C’était par une fin de journée blanche, un dimanche. Mon vieux phone se déclenche : driiiiiiiing… Je décroche et, après quelques minutes, j’accroche sur la voix plutôt auche et pas moche :
« Salut ! Voilà, ça peut te paraître bizarre mais, pas plus tard qu’hier, un ami de tes amis m’a parlé de toi par hasard et j’aurais aimé…
— Me voir !
— … à toi de voir. Bien sûr, si ton emploi du temps t’en laisse le temps.
— Si ! si ! Sûrement que si ! »
Les comms ça comme, ça m’étonne ! Le genre relation Minitel, rien de tel pour être désappointé quand tu te pointes au rendez-vous. Souvent, tu passes pour un tocard car la meuf du rencard est à mettre au rancart.
Mais comme je suis disponible et toujours sensible à ce qui est susceptible d’être comestible, je me décide, un peu rapide, et valide son intrépide proposition.
« Demain, près de la cabine téléphonique de la rue Copernic.
— Hum !
— C’est possible ?
— Splendide ! » je réponds un rien timide.
Le lendemain, les deux mains dans les poches, j’attends.
Le fantasme : Une bombe. Un mètre soixante-quinze, sûrement blonde ou plutôt brune, cheveux mi longs. Une créature de rêve codée 100-55-85. La pétasse a la classe et elle est pleine aux as. Rouleuse de galoches, la cloche roule en porsche ou plutôt en BM et elle m’aime ! Non ! Non ! Relaxe ! Elle s’amène en V-Max kiffante à max… C’est une superbe africaine ! chaude comme une panthère ! Une togolaise cacao ou une antillaise vanille ou une suédoise glace framboise ou une sud-américaine caféine ou une laotienne théine ou une kabyle mentholée… Parfait ! Parfois, par femme j’entends parfum !
La réalité : Au secours ! À peine un mètre soixante. Son code : 110-90-90. Pas très ragoûtante. Pas très attirante. Pas très… Si, si ! très bandante !
La relation que je relate fut relativement brève. Elle dura moins de deux semaines pendant lesquelles j’eus ma dose de choses qui encore aujourd’hui sont la cause de mon humeur morose.
A l’âge de lire OK magazine, la frangine championne de karaoké m’a mis K.-O. Elle a une voix qui laisse sans voix, tu vois ! Mais imagine ! elle frime ! Elle ferait mieux de faire un peu de gym, avec en prime un bon régime !
Je ne suis pourtant pas méchant avec celles qui ont un penchant pour le chant mais putain ! son air aguichant !
Yes ! J’encaisse, j’acquiesce puis la rabaisse et la blesse : « Toi, une princesse ? Mais cesse de jouer les gonzesses qui roulent des fesses ! » Je confesse : ça manquait de finesse ! Mais bon ! …
La vérité : Je l’ai prise pour une bonne prise et aujourd’hui, je réalise que je ne l’ai pas mise. Blues ! Comme un bleu, elle a tenté de me blouser. Je cafardise. La demoiselle se figurait avoir de l’emprise sur moi, mauvaise mise ! J’agis à ma guise, courtise et galantise pour une seule cause : un peu de zèle de la donzelle quand je le désire.
La farouche a pris la mouche ; vexée, elle s’est cassée ! Je l’ai cassée. V’lan ! Dans l’vent ! Du vent ! Qu’elle se vante ailleurs ! Ou qu’elle se vende ! Je ne veux plus la voir ! Ni entendre sa voix !

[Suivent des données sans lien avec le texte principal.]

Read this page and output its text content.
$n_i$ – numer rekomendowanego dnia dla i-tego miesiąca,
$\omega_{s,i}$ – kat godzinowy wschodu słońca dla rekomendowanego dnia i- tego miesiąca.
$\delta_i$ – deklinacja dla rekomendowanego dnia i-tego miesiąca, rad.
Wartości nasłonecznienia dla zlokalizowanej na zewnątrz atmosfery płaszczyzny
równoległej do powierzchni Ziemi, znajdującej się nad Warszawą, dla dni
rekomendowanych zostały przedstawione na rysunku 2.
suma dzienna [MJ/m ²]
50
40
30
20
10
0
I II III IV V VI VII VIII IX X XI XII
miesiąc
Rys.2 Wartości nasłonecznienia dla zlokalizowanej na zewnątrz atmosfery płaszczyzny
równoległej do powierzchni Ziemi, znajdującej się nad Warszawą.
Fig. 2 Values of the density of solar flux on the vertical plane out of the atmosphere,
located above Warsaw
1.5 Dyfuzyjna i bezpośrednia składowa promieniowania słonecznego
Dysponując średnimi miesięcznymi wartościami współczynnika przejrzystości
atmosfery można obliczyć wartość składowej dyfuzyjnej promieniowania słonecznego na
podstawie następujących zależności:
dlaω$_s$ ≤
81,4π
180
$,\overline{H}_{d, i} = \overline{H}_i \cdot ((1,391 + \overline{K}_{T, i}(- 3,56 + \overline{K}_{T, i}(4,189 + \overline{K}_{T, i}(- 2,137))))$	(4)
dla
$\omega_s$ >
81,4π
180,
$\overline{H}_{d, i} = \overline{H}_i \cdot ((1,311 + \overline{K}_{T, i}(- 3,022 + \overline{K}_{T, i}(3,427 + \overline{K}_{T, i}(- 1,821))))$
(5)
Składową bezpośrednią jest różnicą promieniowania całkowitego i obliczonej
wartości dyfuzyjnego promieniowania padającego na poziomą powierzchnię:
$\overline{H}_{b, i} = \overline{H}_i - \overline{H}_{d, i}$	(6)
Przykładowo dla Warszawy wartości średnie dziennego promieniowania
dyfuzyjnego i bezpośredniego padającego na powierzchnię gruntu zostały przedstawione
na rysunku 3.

Flash-back : La félonne kiffait la fellation, félicitations ! Moi, finalement, je trouve ça futile et fallacieux préférant le coeur au cul, j’ai l’air con ! C’est le tic du poète critique qui tique sur certaines pratiques. Trop romantique, il décolle dans le décor, et, lorsqu’il s’attache au corps, cet homme au coeur d’or édulcore son discours. D’accord ! Mais de l’Amour, le réel est bien plus charnel, je dételle à cause d’elle.